Today, I’m trying something different. Let me know what you think.
Field Guide: The Idea
About 18 months ago, Cameron Ware and I were talking. He offered up an idea to make his tax season more efficient: tax publications written with the Pareto Principle in mind.
Eighty percent of a tax pro’s work is generated by 20% of the tax rules. Why clutter things up with the exceptions and edge cases that will never be relevant to the typical tax pro working on the typical client’s typical tax return?
The BNA Portfolios, in all their glory, are extravagant overkill for 80% of the tax questions we face in day-to-day problem-solving.
Cameron called this a Field Guide. Most of the time you don’t need the Encyclopedia of Everything. You just need a Field Guide you can stick in your pocket to help you quickly navigate to your destination.
Well, I got busy with one thing or another, the Perfectionist Module in my brain convinced me that Now Is Not The Right Time, I went through the usual “Oh, that’s a lot of work” thoughts. Perhaps your brain works like mine.
The First Field Guide
And . . . well, I’m in the midst of preparing a speech about the Form 5471 filing categories and I suddenly thought “This could be a Field Guide.”
So here you go: the first Field Guide. Click the link to download the PDF.
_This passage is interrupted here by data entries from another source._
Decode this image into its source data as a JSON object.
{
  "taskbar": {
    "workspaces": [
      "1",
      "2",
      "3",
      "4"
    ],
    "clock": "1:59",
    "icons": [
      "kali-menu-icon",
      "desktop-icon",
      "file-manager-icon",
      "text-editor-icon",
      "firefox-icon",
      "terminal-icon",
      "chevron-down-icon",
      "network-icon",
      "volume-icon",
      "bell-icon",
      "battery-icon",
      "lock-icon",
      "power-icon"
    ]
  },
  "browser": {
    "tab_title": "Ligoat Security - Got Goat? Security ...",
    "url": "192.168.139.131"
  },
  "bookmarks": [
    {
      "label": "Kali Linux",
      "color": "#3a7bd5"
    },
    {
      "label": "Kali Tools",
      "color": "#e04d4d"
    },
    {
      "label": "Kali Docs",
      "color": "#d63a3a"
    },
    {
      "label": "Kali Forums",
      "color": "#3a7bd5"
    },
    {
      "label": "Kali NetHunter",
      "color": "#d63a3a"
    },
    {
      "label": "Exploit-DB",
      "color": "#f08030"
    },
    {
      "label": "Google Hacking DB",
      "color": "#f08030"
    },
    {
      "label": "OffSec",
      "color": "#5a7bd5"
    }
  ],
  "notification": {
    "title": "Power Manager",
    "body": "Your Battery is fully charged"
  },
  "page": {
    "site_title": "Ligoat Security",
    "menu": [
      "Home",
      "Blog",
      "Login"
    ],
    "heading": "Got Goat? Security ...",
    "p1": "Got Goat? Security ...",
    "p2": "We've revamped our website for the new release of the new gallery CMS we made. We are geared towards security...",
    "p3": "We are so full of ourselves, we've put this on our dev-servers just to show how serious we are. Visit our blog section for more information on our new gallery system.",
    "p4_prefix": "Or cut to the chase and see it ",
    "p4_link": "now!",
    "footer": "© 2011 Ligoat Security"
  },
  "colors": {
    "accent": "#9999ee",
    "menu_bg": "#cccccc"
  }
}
FG – Form 5471 Category 3 Filing Requirement – v1.pdf
This is an 80/20 look at how to figure out if you have a Category 3 filing requirement for Form 5471. I omitted the edge case stuff (foreign captive insurance companies and foreign sales companies) because . . . c’mon. How many captive insurance company projects does the average practitioner work on?
Feedback, Please
Tell me what you think. Is this kind of thing useful for you? Too wordy? Too much detail? What’s it missing, in your opinion?
Also, if I were to write more of these, what topics would be useful to you if you could have little guides/explanations/checklists for your practice?